Is There No Future for Climate Change Researchers Under Trump?
US President-elect Donald J. Trump has always been outspoken in expressing his skepticism when it comes to climate change, dubbing it as a hoax from China to cripple the economy of the country. A stark contrast from the former administration's call to address the burgeoning global environmental issue.
Just weeks after his unexpected win, Trump has made the climate research community anxious, thanks to his consistent rhetoric of intending to shift the focus and the funding away from government efforts that delve on climate change. These include NASA's earth sciences program, and his move to appoint notorious climate change denier Myron Ebell to head the Environmental Protection Agency's (EPA) transition team.
Admitting the fact that they rely heavily on the US federal government for funding and grants, most climate scientists in the country have mixed feelings.
"It's nerve-wracking. I think this election eliminates the possibility of me working at agencies like NASA, NOAA, or EPA anytime soon," Anna Scott, a PhD student at Johns Hopkins focusing on climate and urban issues told Scientific American.
While uncertainty and discouragement are a common theme, there are also some who remain optimistic and even feel emboldened by the threatening future for climate change under the Trump administration.
Daniel Rothenberg, a graduate of Massachusetts Institute of Technology (MIT) said, "People want to keep pushing forward. I haven't heard of any colleagues trying to shelve products or research. If anything, people are working harder before funding changes."

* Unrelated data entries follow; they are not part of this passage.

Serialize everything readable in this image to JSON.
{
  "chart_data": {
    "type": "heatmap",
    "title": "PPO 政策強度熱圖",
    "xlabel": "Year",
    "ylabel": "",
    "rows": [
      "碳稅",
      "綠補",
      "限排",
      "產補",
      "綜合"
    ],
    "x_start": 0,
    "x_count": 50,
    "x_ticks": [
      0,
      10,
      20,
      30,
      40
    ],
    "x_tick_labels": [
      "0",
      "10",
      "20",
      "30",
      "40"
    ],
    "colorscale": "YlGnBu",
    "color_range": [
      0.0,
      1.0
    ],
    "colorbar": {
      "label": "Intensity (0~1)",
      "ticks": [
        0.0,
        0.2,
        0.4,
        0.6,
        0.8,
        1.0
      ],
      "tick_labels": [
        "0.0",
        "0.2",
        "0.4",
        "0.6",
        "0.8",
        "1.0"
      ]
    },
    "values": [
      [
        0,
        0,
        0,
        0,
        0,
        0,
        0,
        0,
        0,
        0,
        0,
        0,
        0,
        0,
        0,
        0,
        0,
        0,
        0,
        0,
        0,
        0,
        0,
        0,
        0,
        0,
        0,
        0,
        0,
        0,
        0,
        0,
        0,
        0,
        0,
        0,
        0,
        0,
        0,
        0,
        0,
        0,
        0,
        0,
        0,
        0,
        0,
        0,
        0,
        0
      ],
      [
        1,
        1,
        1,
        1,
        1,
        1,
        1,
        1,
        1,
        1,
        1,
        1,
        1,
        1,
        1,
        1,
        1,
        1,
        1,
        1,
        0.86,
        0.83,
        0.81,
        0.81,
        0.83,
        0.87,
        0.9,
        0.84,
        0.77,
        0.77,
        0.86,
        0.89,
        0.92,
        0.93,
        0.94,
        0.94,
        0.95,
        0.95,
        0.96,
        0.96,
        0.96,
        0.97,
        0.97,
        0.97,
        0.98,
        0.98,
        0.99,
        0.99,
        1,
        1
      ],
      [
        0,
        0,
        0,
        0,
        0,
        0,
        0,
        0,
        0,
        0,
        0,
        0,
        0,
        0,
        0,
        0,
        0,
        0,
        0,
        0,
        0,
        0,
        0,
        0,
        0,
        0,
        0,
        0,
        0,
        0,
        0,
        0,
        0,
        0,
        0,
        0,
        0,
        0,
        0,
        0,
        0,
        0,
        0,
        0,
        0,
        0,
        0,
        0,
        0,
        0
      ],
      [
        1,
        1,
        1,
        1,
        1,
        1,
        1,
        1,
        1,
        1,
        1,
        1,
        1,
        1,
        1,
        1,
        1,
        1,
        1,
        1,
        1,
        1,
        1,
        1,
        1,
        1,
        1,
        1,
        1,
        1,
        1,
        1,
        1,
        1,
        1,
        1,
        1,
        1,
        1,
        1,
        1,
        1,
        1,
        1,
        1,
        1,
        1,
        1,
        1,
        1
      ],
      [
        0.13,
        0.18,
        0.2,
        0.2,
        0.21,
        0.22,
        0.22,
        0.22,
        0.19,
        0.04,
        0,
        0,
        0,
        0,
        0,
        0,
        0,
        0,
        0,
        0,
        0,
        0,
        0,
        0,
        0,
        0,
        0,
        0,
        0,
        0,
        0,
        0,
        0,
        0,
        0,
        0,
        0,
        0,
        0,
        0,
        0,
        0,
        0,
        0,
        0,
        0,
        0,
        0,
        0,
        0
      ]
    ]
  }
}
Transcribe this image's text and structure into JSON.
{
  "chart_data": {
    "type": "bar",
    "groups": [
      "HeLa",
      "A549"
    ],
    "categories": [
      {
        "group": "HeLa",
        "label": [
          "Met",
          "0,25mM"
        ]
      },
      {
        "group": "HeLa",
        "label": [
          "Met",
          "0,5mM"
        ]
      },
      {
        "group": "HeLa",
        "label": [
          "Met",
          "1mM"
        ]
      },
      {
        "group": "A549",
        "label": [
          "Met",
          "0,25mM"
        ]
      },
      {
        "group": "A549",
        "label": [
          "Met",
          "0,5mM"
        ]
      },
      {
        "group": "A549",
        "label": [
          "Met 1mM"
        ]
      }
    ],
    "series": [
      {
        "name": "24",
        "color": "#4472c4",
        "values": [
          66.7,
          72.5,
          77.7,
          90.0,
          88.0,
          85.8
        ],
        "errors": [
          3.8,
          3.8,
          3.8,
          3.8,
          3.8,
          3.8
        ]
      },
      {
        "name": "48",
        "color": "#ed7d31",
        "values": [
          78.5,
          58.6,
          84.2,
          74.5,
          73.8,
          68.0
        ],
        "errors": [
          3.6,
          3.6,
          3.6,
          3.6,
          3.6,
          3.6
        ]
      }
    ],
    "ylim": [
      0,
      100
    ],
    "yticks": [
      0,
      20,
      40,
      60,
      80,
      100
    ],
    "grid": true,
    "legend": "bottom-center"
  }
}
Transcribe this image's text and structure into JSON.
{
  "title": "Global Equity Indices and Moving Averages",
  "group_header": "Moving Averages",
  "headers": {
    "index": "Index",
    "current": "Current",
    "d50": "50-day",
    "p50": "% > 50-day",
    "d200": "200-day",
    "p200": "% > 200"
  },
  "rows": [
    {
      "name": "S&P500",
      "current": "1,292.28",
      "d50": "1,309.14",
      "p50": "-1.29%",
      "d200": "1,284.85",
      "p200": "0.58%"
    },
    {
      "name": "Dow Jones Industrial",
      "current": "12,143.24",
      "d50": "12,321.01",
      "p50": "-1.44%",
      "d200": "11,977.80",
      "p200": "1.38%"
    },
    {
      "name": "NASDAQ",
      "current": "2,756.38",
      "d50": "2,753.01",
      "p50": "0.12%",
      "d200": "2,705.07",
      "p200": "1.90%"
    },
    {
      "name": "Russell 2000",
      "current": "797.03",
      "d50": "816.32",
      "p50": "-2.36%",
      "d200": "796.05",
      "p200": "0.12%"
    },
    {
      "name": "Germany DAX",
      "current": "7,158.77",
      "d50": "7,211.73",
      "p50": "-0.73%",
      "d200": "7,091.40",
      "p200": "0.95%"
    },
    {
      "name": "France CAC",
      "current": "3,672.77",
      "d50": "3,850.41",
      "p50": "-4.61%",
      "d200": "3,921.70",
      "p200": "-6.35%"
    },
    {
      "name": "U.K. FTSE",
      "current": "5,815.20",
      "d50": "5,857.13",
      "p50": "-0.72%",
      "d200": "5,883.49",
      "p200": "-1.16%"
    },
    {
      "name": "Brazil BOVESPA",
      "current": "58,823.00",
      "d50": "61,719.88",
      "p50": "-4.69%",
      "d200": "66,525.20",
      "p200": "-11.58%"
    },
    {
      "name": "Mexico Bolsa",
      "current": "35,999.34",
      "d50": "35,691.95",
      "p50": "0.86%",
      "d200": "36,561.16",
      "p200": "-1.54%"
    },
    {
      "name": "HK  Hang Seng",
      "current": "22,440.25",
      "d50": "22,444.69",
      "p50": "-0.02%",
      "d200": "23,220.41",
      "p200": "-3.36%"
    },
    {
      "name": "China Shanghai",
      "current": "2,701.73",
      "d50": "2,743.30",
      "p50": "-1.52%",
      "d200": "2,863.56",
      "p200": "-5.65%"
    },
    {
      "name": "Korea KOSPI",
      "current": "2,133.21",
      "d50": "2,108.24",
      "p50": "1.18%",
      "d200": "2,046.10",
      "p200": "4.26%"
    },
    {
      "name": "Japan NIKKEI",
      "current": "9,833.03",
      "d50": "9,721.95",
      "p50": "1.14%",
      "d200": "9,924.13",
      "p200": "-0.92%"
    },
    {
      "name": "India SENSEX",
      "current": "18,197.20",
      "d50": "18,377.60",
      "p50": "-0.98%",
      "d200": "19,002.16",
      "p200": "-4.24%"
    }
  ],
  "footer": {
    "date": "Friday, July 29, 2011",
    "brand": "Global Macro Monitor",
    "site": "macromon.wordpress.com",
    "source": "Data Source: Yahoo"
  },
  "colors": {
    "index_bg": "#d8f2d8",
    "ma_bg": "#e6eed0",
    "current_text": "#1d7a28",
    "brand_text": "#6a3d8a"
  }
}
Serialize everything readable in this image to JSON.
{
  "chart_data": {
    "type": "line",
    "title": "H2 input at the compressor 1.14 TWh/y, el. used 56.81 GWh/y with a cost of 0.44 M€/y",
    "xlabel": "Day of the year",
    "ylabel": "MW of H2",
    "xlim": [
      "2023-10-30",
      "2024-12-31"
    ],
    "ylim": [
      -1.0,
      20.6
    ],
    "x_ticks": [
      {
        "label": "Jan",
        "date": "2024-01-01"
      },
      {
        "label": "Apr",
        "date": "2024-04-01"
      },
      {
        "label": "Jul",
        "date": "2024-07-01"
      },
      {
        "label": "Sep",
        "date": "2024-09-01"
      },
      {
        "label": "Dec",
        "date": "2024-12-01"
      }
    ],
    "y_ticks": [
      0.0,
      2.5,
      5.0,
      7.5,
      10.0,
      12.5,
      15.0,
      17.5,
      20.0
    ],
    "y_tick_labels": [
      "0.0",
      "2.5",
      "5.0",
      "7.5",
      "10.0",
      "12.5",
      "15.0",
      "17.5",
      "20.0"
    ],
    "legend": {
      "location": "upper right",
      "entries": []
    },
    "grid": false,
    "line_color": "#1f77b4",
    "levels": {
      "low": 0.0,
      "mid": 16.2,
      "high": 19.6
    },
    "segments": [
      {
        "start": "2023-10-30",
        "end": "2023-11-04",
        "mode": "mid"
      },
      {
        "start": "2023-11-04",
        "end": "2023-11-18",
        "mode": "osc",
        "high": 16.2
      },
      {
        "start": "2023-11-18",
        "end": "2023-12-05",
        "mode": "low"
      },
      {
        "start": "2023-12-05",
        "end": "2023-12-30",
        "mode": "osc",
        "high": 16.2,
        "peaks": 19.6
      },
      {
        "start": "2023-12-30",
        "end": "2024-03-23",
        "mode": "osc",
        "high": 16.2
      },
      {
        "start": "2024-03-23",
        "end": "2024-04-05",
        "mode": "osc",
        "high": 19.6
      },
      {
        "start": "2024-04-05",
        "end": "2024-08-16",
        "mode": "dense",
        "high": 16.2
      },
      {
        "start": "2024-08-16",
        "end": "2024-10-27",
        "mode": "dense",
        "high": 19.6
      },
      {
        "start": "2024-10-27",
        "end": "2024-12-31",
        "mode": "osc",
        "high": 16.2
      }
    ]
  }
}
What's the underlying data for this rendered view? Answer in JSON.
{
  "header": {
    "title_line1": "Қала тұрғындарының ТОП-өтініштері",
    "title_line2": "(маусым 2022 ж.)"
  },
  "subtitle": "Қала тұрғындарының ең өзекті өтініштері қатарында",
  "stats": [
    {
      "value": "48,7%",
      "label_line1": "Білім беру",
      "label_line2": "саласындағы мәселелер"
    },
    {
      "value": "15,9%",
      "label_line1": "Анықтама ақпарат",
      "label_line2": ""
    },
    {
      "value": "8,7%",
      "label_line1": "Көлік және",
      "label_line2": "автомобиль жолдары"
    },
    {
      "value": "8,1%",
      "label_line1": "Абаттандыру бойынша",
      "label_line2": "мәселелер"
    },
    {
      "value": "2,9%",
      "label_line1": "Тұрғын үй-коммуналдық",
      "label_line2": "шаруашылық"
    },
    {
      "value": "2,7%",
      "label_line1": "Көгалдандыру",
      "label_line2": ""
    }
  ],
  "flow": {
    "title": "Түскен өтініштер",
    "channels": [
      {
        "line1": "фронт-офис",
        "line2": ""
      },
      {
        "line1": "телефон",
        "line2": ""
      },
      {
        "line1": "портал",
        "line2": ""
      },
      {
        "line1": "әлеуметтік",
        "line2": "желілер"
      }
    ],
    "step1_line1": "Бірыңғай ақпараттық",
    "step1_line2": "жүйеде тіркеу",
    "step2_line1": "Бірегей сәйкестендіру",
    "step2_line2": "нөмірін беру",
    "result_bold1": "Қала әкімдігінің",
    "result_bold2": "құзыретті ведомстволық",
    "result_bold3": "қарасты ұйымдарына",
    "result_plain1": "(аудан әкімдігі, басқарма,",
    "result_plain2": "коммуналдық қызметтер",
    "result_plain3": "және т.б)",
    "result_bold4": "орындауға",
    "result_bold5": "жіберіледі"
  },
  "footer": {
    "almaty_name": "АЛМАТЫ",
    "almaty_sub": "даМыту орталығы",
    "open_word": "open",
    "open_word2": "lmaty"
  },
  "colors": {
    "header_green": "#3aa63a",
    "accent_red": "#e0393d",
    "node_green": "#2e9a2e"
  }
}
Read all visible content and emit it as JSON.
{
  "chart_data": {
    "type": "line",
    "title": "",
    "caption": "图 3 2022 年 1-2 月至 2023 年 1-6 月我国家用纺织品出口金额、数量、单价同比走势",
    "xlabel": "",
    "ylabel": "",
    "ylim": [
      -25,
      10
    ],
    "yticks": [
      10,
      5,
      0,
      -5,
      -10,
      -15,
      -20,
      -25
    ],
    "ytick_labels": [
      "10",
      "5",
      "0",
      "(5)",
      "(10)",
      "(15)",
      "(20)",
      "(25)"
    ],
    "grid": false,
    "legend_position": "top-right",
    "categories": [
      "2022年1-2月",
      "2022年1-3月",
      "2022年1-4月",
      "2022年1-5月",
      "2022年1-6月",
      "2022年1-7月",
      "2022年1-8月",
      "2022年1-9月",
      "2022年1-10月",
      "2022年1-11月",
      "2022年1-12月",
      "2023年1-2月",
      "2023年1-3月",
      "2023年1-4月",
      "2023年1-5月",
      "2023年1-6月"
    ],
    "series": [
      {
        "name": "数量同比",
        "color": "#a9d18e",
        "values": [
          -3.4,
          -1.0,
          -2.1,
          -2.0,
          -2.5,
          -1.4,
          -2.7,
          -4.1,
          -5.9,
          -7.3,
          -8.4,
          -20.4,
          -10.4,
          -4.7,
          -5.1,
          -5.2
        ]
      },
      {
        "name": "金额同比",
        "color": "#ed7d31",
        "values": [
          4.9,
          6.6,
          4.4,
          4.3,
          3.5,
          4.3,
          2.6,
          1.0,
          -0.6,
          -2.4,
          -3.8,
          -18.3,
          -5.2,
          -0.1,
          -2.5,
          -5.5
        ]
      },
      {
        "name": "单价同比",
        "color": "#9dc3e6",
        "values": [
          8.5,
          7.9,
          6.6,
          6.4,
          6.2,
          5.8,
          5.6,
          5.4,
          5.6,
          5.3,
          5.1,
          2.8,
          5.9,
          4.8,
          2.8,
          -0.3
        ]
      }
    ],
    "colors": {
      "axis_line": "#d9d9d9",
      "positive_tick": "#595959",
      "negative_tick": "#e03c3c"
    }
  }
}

On the other hand, Yale faculty and chemistry professor Anna Marie Pyle, on the subject of possible decline in federal funding for the academic field, offered an encouraging statement and a probable solution, saying, "If the new administration combines tax cuts with increased investment in infrastructure and defense, the money will need to come from somewhere.
"To reduce the impact on research and education budgets, it is vital for students and faculty to participate actively in lobbying efforts with congressional leaders throughout the country. Promoting the benefits of science and engineering through public outreach is also very important," Pyle said in an article by the Yale Daily News.